Key crowns Apec summit with China free-trade upgrade
Prime Minister John Key said he was leaving the Apec summit "a little more confident that we can get President Trump to come back to the table and have a look at TPP."
Prime Minister John Key said he was leaving the Apec summit "a little more confident that we can get President Trump to come back to the table and have a look at TPP."
New Zealand and China have agreed to renegotiate the historic free-trade agreement between the two countries, in an announcement at the Apec leaders' summit in the Peruvian capital, Lima, dominated by discussion about the baton on trade liberalisation leadership passing to China from the US.
Top of the list in the "upgrade" negotiations will be the so-called "dairy safeguards" – quotas that limit the amount of New Zealand dairy produce that can go into China duty-free.
At present, the annual duty-free quota disappears within days in January, with all remaining product facing tariffs in the Chinese market.
"But it's much broader than that. It will include forestry and a range of other products," Prime Minister John Key told journalists in Lima. The ambition for the upgraded agreement was for it to be the "best FTA they have in place."
The upgrade was an essential part of meeting the mutually agreed goal with the Chinese leadership of taking the current $20 billion two-way trade to $30 billion by 2020, he said.
The announcement came in the closing hours of an Apec summit where the dominant topic of conversation was the election of a protectionist US president in Donald Trump.
The president-elect campaigned on a platform of scrapping the Trans-Pacific Partnership trade and investment deal involving 12 Asia-Pacific countries, creating a vacuum on regional trade liberalisation that China has eagerly sought to fill, with several demonstrations of that intention at this year's APEC summit.
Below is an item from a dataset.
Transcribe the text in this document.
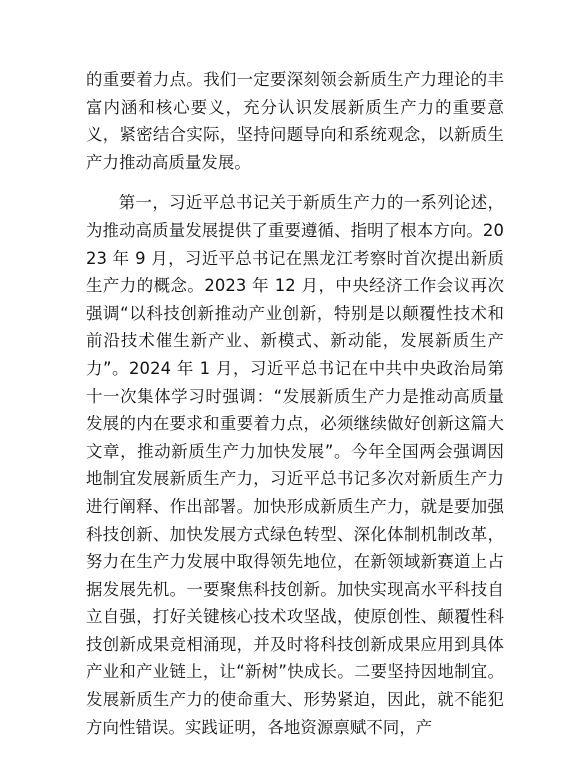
的重要着力点。我们一定要深刻领会新质生产力理论的丰富内涵和核心要义，充分认识发展新质生产力的重要意义，紧密结合实际，坚持问题导向和系统观念，以新质生产力推动高质量发展。

第一，习近平总书记关于新质生产力的一系列论述，为推动高质量发展提供了重要遵循、指明了根本方向。2023 年 9 月，习近平总书记在黑龙江考察时首次提出新质生产力的概念。2023 年 12 月，中央经济工作会议再次强调“以科技创新推动产业创新，特别是以颠覆性技术和前沿技术催生新产业、新模式、新动能，发展新质生产力”。2024 年 1 月，习近平总书记在中共中央政治局第十一次集体学习时强调：“发展新质生产力是推动高质量发展的内在要求和重要着力点，必须继续做好创新这篇大文章，推动新质生产力加快发展”。今年全国两会强调因地制宜发展新质生产力，习近平总书记多次对新质生产力进行阐释、作出部署。加快形成新质生产力，就是要加强科技创新、加快发展方式绿色转型、深化体制机制改革，努力在生产力发展中取得领先地位，在新领域新赛道上占据发展先机。一要聚焦科技创新。加快实现高水平科技自立自强，打好关键核心技术攻坚战，使原创性、颠覆性科技创新成果竞相涌现，并及时将科技创新成果应用到具体产业和产业链上，让“新树”快成长。二要坚持因地制宜。发展新质生产力的使命重大、形势紧迫，因此，就不能犯方向性错误。实践证明，各地资源禀赋不同，产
China's president, Xi Jinping, used a keynote address at the summit to stake a claim for trade liberalisation in the Asia-Pacific.
"China will not shut the door to the outside world but will open it even wider," said Xi, who described the US and China being at a "hinge moment" in their relationship.
In comments during a panel discussion at the summit, Mr Key said the TPP "was all about the United States showing leadership in the Asia-Pacific region. We like the US being in the region. But if the US is not there, that void needs to be filled, and it will be filled by China."
In New Zealand, leading anti-TPP campaigner Jane Kelsey issued a statement saying TPP leaders were "talking nonsense" about the potential to talk Mr Trump around to supporting it since opposition to the deal was strong in the Congress among both Republicans and Democrats.
Talk of doing TPP without the US would also require its renegotiation to remove elements that the US had insisted on, Ms Kelsey said.
Mr Key said he was leaving the Apec summit "a little more confident that we can get President Trump to come back to the table and have a look at TPP" but New Zealand had a lot of other free-trade opportunities, including good progress on an FTA with Gulf states and the potential to sign one with the EU next year.
Mr Key also had brief talks with the Russian president, Vladimir Putin, about New Zealand's willingness to resume FTA negotiations with Russia but only on a timetable allowed by European countries' attitude to Russia's efforts to destabilise Ukraine.
The China FTA upgrade is expected to take a year and is scheduled to cover issues including technical barriers to trade, customs practices, cooperation and trade facilitation, rules of origin, services, and environmental cooperation.
Food safety regulation, however, will continue to progress under a separate five-year plan.
On dairy safeguards, Key said they were scheduled to come off anyway between 2021 and 2023 "but this might be an opportunity to eliminate those a little bit faster.
"We'll have to wait and see."
Today's three-paragraph joint statement from the Chinese and New Zealand governments includes a specific commitment to "work toward the swift conclusion of the RCEP negotiations," a reference to the Regional Comprehensive Economic Partnership proposed first by the Asean Southeast Asian grouping and now led by China.
The deal is seen as an alternative to the TPP. Although it would not be as comprehensive and excludes the US, it would deliver a so-far elusive trade agreement with India.
"I don't think it would require RCEP to be completed for the FTA upgrade to happen," said Key. "They are two separate events but we do think there is a real possibility of RCEP being completed, and if it does, it's a good thing because it brings in India."
Key claimed the China upgrade as another 'first' for the country in relations with China.
"New Zealand was the first developed country to negotiate and conclude an FTA with China, and I'm pleased that today we have reached the fifth 'first' in our relationship, as the first developed country to launch an upgrade of an FTA."
Trade Minister Todd McClay, also at Apec, confirmed that China had not raised concerns about anti-dumping action by New Zealand against Chinese steel imports.
Also announced during the summit was a review of New Zealand's FTA with Malaysia.